Backlash unfolds through Kaalan’s encounters with figures entangled in India's darkest chapters – the Emergency, the Babri Masjid demolition, the rise of religious fanaticism, fake encounters and mob violence – events that changed the nation’s social fabric.

The Big Book of Kashmiri Literature: Poems, Songs, Plays, Stories, edited by Onaiza Drabu
This anthology of literature translated from the Kashmiri language is the first of its kind. It is as much an introduction into the literary landscape of Kashmir as a journey through its history. From pre-modern verse to radio plays, folk chants to metaphysical ghazals, flash fiction to excerpts from a novel – The Big Book of Kashmiri Literature is a compilation of memory and an anthology of voices. The reader will encounter scholars, saints, experimental dramatists and unlettered poets starting from the 14th century to today.

Dechoma and the Women of Mahe, Fatih Salim, translated from the Malayalam by J Devika
Enter the world of Umaiba, a girl at the threshold of youth, a magic time of life. She is a keen student at school but also curious about marriage, love and her body. Her confidant is Dechoma, a servant in her grandmother’s house, who affectionately disapproves of her rebellious tendencies. But Dechoma is also a great fount of love that keeps Umaiba from falling into despair or loneliness as she exits her childhood.
Fathi Salim balances the buoyant and the poignant in her debut novel. With great skill, she braids Umaiba’s excitements with her fears, and joys with her disappointments. Through the girl’s bright eyes, we see a whole inner domain of women and hear their stories in her sweet voice. We skip with her merrily and lightheartedly from chapter to chapter hopscotch style, until Umaiba leaps into her youth – and realises that she cannot jump anymore.

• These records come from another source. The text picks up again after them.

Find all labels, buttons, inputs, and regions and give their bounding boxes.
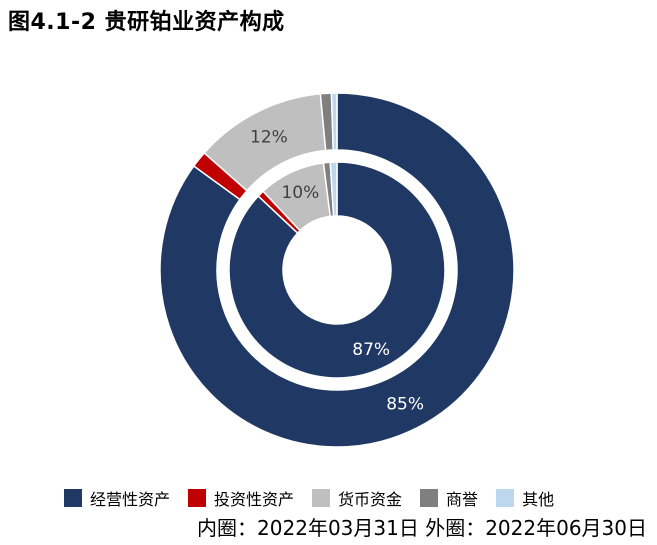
chart-note: 内圈：2022年03月31日 外圈：2022年06月30日 — [197, 516, 647, 540]
legend-swatch — [420, 489, 439, 507]
legend-label: 货币资金 — [338, 490, 403, 509]
outer-label-0: 85% — [386, 395, 424, 415]
legend-swatch — [496, 489, 515, 507]
inner-label-2: 10% — [281, 183, 319, 203]
inner-ring — [228, 161, 446, 379]
chart-title: 图4.1-2 贵研铂业资产构成 — [8, 10, 285, 35]
inner-slice-4 — [329, 161, 338, 217]
legend-label: 商誉 — [446, 490, 479, 509]
outer-slice-0 — [159, 92, 515, 448]
legend: 经营性资产 投资性资产 货币资金 商誉 其他 — [64, 486, 572, 510]
legend-item-goodwill: 商誉 — [420, 486, 478, 510]
legend-label: 经营性资产 — [90, 490, 171, 509]
legend-item-operating-assets: 经营性资产 — [64, 486, 170, 510]
legend-label: 投资性资产 — [214, 490, 295, 509]
legend-item-cash: 货币资金 — [312, 486, 402, 510]
legend-label: 其他 — [522, 490, 555, 509]
data-labels: 87% 10% 85% 12% — [250, 127, 424, 414]
inner-label-0: 87% — [352, 340, 390, 360]
legend-item-other: 其他 — [496, 486, 554, 510]
legend-swatch — [64, 489, 82, 507]
legend-swatch — [312, 489, 331, 507]
legend-item-investment-assets: 投资性资产 — [188, 486, 294, 510]
outer-ring — [159, 92, 515, 448]
inner-slice-0 — [228, 161, 446, 379]
outer-slice-4 — [330, 92, 338, 151]
outer-label-2: 12% — [250, 127, 288, 147]
legend-swatch — [188, 489, 207, 507]
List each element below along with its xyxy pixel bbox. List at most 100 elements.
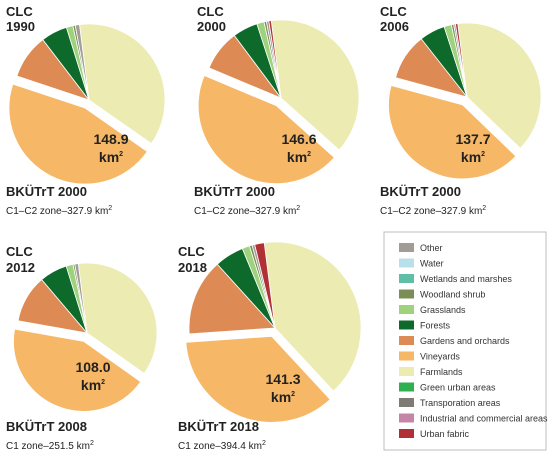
pie-slice-farmlands — [457, 22, 542, 149]
pie-zone: C1 zone–251.5 km2 — [6, 440, 94, 452]
pie-title-line1: CLC — [197, 4, 224, 19]
legend-swatch — [399, 305, 414, 314]
legend: Other Water Wetlands and marshes Woodland s… — [383, 231, 548, 451]
legend-swatch — [399, 258, 414, 268]
pie-zone-sup: 2 — [90, 440, 94, 447]
pie-highlight-unit-text: km — [99, 149, 119, 165]
legend-item-woodland-shrub: Woodland shrub — [399, 289, 485, 300]
pie-zone-text: C1–C2 zone–327.9 km — [194, 206, 296, 217]
legend-item-industrial-and-commercial-areas: Industrial and commercial areas — [399, 413, 548, 424]
pie-highlight-unit: km2 — [287, 149, 311, 165]
pie-slice-other — [74, 263, 88, 334]
pie-title-line2: 2012 — [6, 260, 35, 275]
pie-slice-other — [74, 24, 90, 101]
pie-chart-3: CLC 2006 137.7 km2 BKÜTrT 2000 C1–C2 zon… — [380, 4, 542, 217]
pie-title-line1: CLC — [6, 244, 33, 259]
pie-source: BKÜTrT 2000 — [380, 184, 461, 199]
pie-title-line2: 2000 — [197, 19, 226, 34]
pie-chart-2: CLC 2000 146.6 km2 BKÜTrT 2000 C1–C2 zon… — [194, 4, 360, 217]
pie-slice-vineyards — [8, 83, 148, 185]
pie-chart-5: CLC 2018 141.3 km2 BKÜTrT 2018 C1 zone–3… — [178, 241, 362, 452]
legend-swatch — [399, 320, 414, 330]
pie-chart-1: CLC 1990 148.9 km2 BKÜTrT 2000 C1–C2 zon… — [6, 4, 166, 217]
legend-label: Wetlands and marshes — [420, 274, 512, 284]
pie-highlight-unit-text: km — [81, 377, 101, 393]
pie-highlight-unit-sup: 2 — [119, 151, 123, 158]
pie-title-line2: 2006 — [380, 19, 409, 34]
legend-label: Other — [420, 243, 443, 253]
legend-item-farmlands: Farmlands — [399, 367, 463, 377]
pie-slices — [197, 19, 360, 185]
legend-item-wetlands-and-marshes: Wetlands and marshes — [399, 274, 512, 284]
pie-slices — [388, 22, 542, 180]
legend-label: Transporation areas — [420, 398, 501, 408]
pie-zone-sup: 2 — [296, 205, 300, 212]
legend-label: Vineyards — [420, 352, 460, 362]
pie-highlight-unit-sup: 2 — [481, 151, 485, 158]
pie-highlight-unit: km2 — [461, 149, 485, 165]
pie-highlight-unit-text: km — [271, 389, 291, 405]
legend-item-gardens-and-orchards: Gardens and orchards — [399, 336, 510, 346]
legend-item-vineyards: Vineyards — [399, 351, 460, 362]
legend-label: Industrial and commercial areas — [420, 414, 548, 424]
legend-swatch — [399, 398, 414, 407]
pie-source: BKÜTrT 2008 — [6, 419, 87, 434]
pie-slice-vineyards — [197, 75, 335, 185]
pie-title-line2: 2018 — [178, 260, 207, 275]
legend-label: Water — [420, 259, 444, 269]
pie-zone-text: C1–C2 zone–327.9 km — [380, 206, 482, 217]
pie-slice-vineyards — [13, 328, 142, 412]
pie-slice-farmlands — [263, 241, 362, 392]
pie-slice-farmlands — [77, 262, 158, 374]
legend-item-urban-fabric: Urban fabric — [399, 429, 470, 439]
legend-items: Other Water Wetlands and marshes Woodland s… — [399, 243, 548, 439]
legend-item-green-urban-areas: Green urban areas — [399, 382, 496, 393]
pie-highlight-value: 148.9 — [93, 131, 128, 147]
pie-zone-text: C1 zone–251.5 km — [6, 441, 90, 452]
legend-swatch — [399, 351, 414, 361]
pie-zone-sup: 2 — [108, 205, 112, 212]
pie-zone: C1–C2 zone–327.9 km2 — [380, 205, 486, 217]
pie-highlight-unit-sup: 2 — [291, 391, 295, 398]
pie-slice-urban-fabric — [454, 23, 468, 98]
pie-highlight-unit: km2 — [271, 389, 295, 405]
pie-source: BKÜTrT 2000 — [6, 184, 87, 199]
pie-zone: C1–C2 zone–327.9 km2 — [194, 205, 300, 217]
pie-highlight-unit-sup: 2 — [307, 151, 311, 158]
pie-source: BKÜTrT 2018 — [178, 419, 259, 434]
pie-highlight-unit-text: km — [287, 149, 307, 165]
legend-item-transporation-areas: Transporation areas — [399, 398, 501, 408]
pie-zone-sup: 2 — [262, 440, 266, 447]
pie-title-line2: 1990 — [6, 19, 35, 34]
legend-swatch — [399, 243, 414, 252]
pie-highlight-unit-text: km — [461, 149, 481, 165]
pie-title-line1: CLC — [6, 4, 33, 19]
legend-item-water: Water — [399, 258, 444, 269]
pie-slice-farmlands — [79, 23, 166, 145]
pie-highlight-value: 108.0 — [75, 359, 110, 375]
pie-slice-vineyards — [185, 335, 331, 423]
pie-highlight-value: 137.7 — [455, 131, 490, 147]
pie-slices — [8, 23, 166, 185]
legend-swatch — [399, 413, 414, 423]
pie-highlight-unit-sup: 2 — [101, 379, 105, 386]
pie-title-line1: CLC — [380, 4, 407, 19]
legend-label: Green urban areas — [420, 383, 496, 393]
pie-zone: C1 zone–394.4 km2 — [178, 440, 266, 452]
legend-item-other: Other — [399, 243, 443, 253]
pie-highlight-unit: km2 — [81, 377, 105, 393]
legend-label: Woodland shrub — [420, 290, 485, 300]
legend-item-forests: Forests — [399, 320, 451, 331]
pie-slices — [13, 262, 158, 412]
legend-label: Forests — [420, 321, 451, 331]
pie-slice-urban-fabric — [254, 242, 276, 329]
pie-slices — [185, 241, 362, 423]
pie-source: BKÜTrT 2000 — [194, 184, 275, 199]
pie-highlight-value: 141.3 — [265, 371, 300, 387]
pie-zone-text: C1–C2 zone–327.9 km — [6, 206, 108, 217]
pie-zone-sup: 2 — [482, 205, 486, 212]
legend-swatch — [399, 429, 414, 438]
legend-swatch — [399, 367, 414, 376]
pie-zone-text: C1 zone–394.4 km — [178, 441, 262, 452]
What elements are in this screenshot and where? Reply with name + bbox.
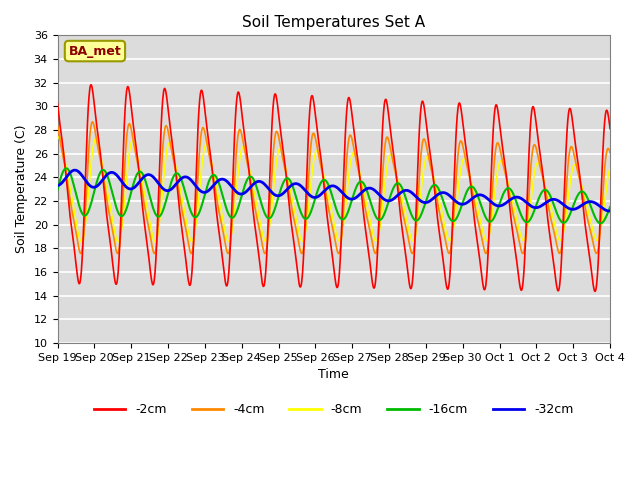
-2cm (177, 218, 184, 224)
-8cm (541, 183, 549, 189)
-32cm (163, 188, 171, 193)
-8cm (164, 144, 172, 149)
-4cm (493, 143, 500, 148)
-4cm (261, 251, 269, 256)
Title: Soil Temperatures Set A: Soil Temperatures Set A (242, 15, 426, 30)
-2cm (87, 82, 95, 88)
-8cm (420, 163, 428, 168)
-32cm (54, 183, 61, 189)
-8cm (54, 136, 61, 142)
-32cm (177, 176, 184, 182)
-32cm (420, 200, 428, 205)
-8cm (493, 176, 500, 182)
-2cm (591, 288, 599, 294)
-16cm (63, 166, 70, 171)
-4cm (606, 150, 614, 156)
-8cm (55, 134, 63, 140)
-2cm (54, 100, 61, 106)
X-axis label: Time: Time (319, 368, 349, 381)
-8cm (239, 144, 247, 150)
-16cm (54, 187, 61, 193)
-16cm (606, 204, 614, 210)
-32cm (492, 203, 500, 208)
-16cm (492, 210, 500, 216)
Legend: -2cm, -4cm, -8cm, -16cm, -32cm: -2cm, -4cm, -8cm, -16cm, -32cm (89, 398, 579, 421)
-2cm (606, 126, 614, 132)
-4cm (420, 136, 428, 142)
Line: -16cm: -16cm (58, 168, 610, 223)
-8cm (177, 192, 185, 197)
-32cm (239, 191, 246, 197)
-4cm (177, 201, 184, 206)
-2cm (420, 102, 428, 108)
-16cm (420, 204, 428, 210)
-16cm (596, 220, 604, 226)
-8cm (77, 239, 85, 245)
-4cm (54, 122, 61, 128)
-2cm (492, 102, 500, 108)
-4cm (541, 186, 549, 192)
-32cm (606, 208, 614, 214)
-16cm (541, 187, 548, 192)
-4cm (239, 136, 246, 142)
-32cm (541, 201, 548, 206)
Line: -32cm: -32cm (58, 170, 610, 211)
Line: -8cm: -8cm (58, 137, 610, 242)
-2cm (541, 188, 548, 194)
-8cm (606, 166, 614, 171)
-32cm (606, 208, 614, 214)
-4cm (88, 119, 96, 125)
Y-axis label: Soil Temperature (C): Soil Temperature (C) (15, 125, 28, 253)
-2cm (239, 117, 246, 122)
Text: BA_met: BA_met (68, 45, 122, 58)
-4cm (163, 125, 171, 131)
-16cm (163, 193, 171, 199)
Line: -4cm: -4cm (58, 122, 610, 253)
-16cm (177, 175, 184, 181)
Line: -2cm: -2cm (58, 85, 610, 291)
-16cm (239, 190, 246, 195)
-32cm (71, 167, 79, 173)
-2cm (163, 99, 171, 105)
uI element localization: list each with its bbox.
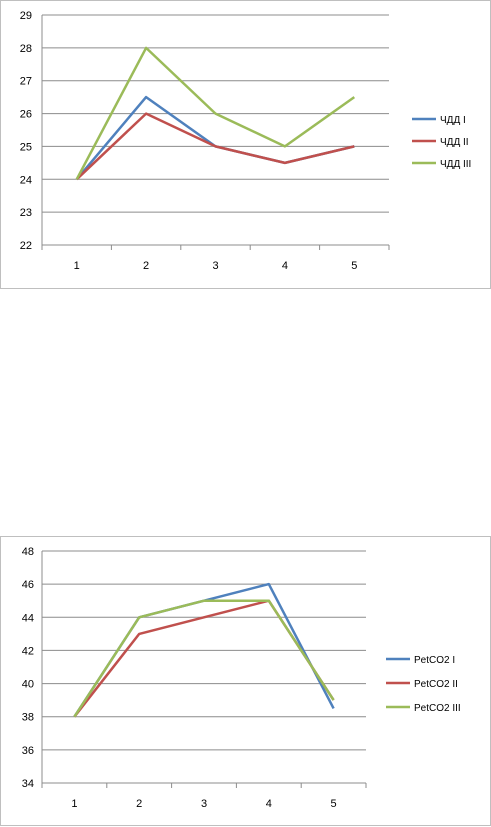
rr-series-line-2 xyxy=(75,112,355,181)
petco2-x-tick-label: 4 xyxy=(266,798,272,810)
petco2-y-tick-label: 38 xyxy=(22,712,34,724)
rr-y-tick-label: 27 xyxy=(20,76,32,88)
rr-y-tick-label: 28 xyxy=(20,43,32,55)
petco2-x-tick-label: 5 xyxy=(331,798,337,810)
rr-y-tick-label: 25 xyxy=(20,141,32,153)
rr-y-tick-label: 23 xyxy=(20,207,32,219)
petco2-y-tick-label: 40 xyxy=(22,679,34,691)
rr-legend-label-2: ЧДД II xyxy=(440,137,469,148)
rr-legend-label-1: ЧДД I xyxy=(440,115,466,126)
petco2-y-tick-label: 42 xyxy=(22,645,34,657)
rr-x-tick-label: 2 xyxy=(143,260,149,272)
rr-x-tick-label: 1 xyxy=(74,260,80,272)
petco2-legend-label-3: PetCO2 III xyxy=(414,703,461,714)
petco2-x-tick-label: 3 xyxy=(201,798,207,810)
rr-series-line-3 xyxy=(75,46,356,180)
rr-x-tick-label: 3 xyxy=(212,260,218,272)
rr-x-tick-label: 4 xyxy=(282,260,288,272)
petco2-legend-label-1: PetCO2 I xyxy=(414,655,455,666)
rr-legend-label-3: ЧДД III xyxy=(440,159,471,170)
rr-x-tick-label: 5 xyxy=(351,260,357,272)
petco2-y-tick-label: 34 xyxy=(22,778,34,790)
rr-y-tick-label: 26 xyxy=(20,109,32,121)
chart-petco2: 34 36 38 40 42 44 46 48 1 2 3 4 5 PetCO2 I PetCO2 II Pe… xyxy=(0,536,491,826)
rr-y-tick-label: 29 xyxy=(20,10,32,22)
petco2-y-tick-label: 44 xyxy=(22,612,34,624)
petco2-y-tick-label: 46 xyxy=(22,579,34,591)
rr-y-tick-label: 24 xyxy=(20,174,32,186)
petco2-series-line-3 xyxy=(73,599,335,718)
petco2-x-tick-label: 2 xyxy=(136,798,142,810)
petco2-x-tick-label: 1 xyxy=(71,798,77,810)
rr-y-tick-label: 22 xyxy=(20,240,32,252)
petco2-legend-label-2: PetCO2 II xyxy=(414,679,458,690)
petco2-y-tick-label: 36 xyxy=(22,745,34,757)
petco2-y-tick-label: 48 xyxy=(22,546,34,558)
chart-respiratory-rate: 22 23 24 25 26 27 28 29 1 2 3 4 5 ЧДД I ЧДД II ЧДД III xyxy=(0,0,491,289)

Allah Miyan’s Workshop, Mohsin Khan, translated from the Urdu by Maaz Bin Bilal
In a small village in Awadh, 14-year-old Gibran’s conservative father wants him to get employed in a mosque. The boy attends the madrasa, memorises his lessons, helps his Amma at home … and yet, on freezing Friday mornings, when he must bathe before offering prayers, he wonders why there must be Fridays in winter.
Gibran’s is an innocent world: he loves flying kites, flies even dragonflies by tying strings to their tails, skips the madrasa to watch the Nat's tamasha, gets caned for stealing a quarter-rupee coin, and when a cat grabs their hen, he asks why He who made the cat also made the hen.
One day, news arrives that his father has been arrested on suspicion of terrorism, and Gibran’s world turns upside down. Faced with death, parting and abandonment, his only refuge might lie in a world of imagination.